Actualisé 04.02.2020 à 15:19

ConséquencesCoronavirus: vers une pénurie de smartphones?

La Chine est aujourd'hui incontournable dans la fabrication de nos téléphones. Faut-il craindre un manque? Pour Vincent Subilia, pas à court terme en tout cas.

Directeur général de la Chambre de commerce, d'industrie et de services de Genève, et vice-président romand de la Chambre de commerce Chine-Suisse, Vincent Subilia estime qu'il ne faut pas céder à la psychose.

Directeur général de la Chambre de commerce, d'industrie et de services de Genève, et vice-président romand de la Chambre de commerce Chine-Suisse, Vincent Subilia estime qu'il ne faut pas céder à la psychose.

istock/CCIG

Le marché de la téléphonie mobile propose aujourd'hui des modèles de marque chinoise: Huawei, Xiaomi ou OnePlus et d'autres modèles non chinois Samsung ou Apple, qui sont cependant fabriqués en Chine.

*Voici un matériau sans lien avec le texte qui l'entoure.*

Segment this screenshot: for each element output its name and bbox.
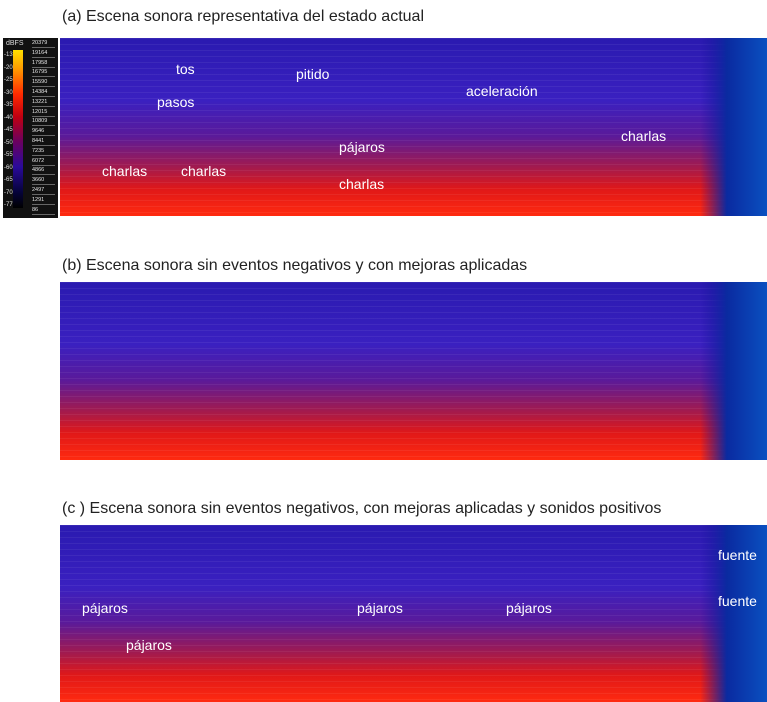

Avec les mesures de quarantaine qui sont prises pour contenir l'épidémie du coronavirus, les échanges de personnes, mais aussi de biens sont réduites. Faut-il craindre des ruptures de stocks dans les mois à venir ?

«La psychose s'étend plus vite»

Pour Vincent Subilia, directeur général de la Chambre de commerce, d'industrie et des services de genève, et vice-président romand de la Chambre de commerce Suisse-Chine: «Si l'épidémie se prolonge, cela peut occasionner quelques difficultés d'approvisionnement. La Chine s'en défend, les stocks sont suffisants. La psychose s'étend plus vite que l'épidémie.»

La Chine incontournable

Aujourd'hui la Chine est pleinement intégrée dans le commerce mondial: «Si on prend l'exemple de l'iphone, constate-t-il, le design est conçu chez Apple en Californie, mais il est fabriqué par Foxconn en Chine. Il faut être conscient que la Chine est devenue un leader mondial dans les TIC, les technologies de l'information et de la communication. Ces technologies ont des cycles de production très courts. Actuellement, les usines sont fermées à cause du congé du Nouvel an et elles devraient rouvrir dans une semaine. Si la quarantaine devait se prolonger, malgré les stocks, il pourrait y avoir un effet disruptif.» Quand? «Nous n'avons pas une visibilité précise sur les stocks, mais d'après les indices qui sont fournis, cela ne devrait pas se produire à court terme, mais dans le moyen ou le long terme.»

La Chine n'est plus «l'usine du monde»

Dans le commerce en général, d'autres secteurs sont-ils touchés?«La Chine, précise Vincent Subilia, n'est plus l'usine du monde comme on la qualifiait, du moins dans une moindre mesure. Certains secteurs, comme le textile par exemple, ont été délocalisés dans d'autres pays du Sud-Est asiatique et en Afrique. Mais elle reste encore importante dans l'industrie automobile, du jouet ou du meuble, par exemple.»

En attendant que la situation se normalise

Faut-il être pessimiste? «D'une manière générale, conclut le Genevois, il faut souligner les efforts faits par la Chine avec une vraie volonté de maîtriser l'épidémie. Elle est certes très préoccupante, mais elle fait moins de victimes que la grippe indigène et son taux de mortalité est estimé entre 2 et 3% selon les spécialistes. Le principe de précaution a été adopté à juste titre, mais il faut espérer que la situation puisse se normaliser.»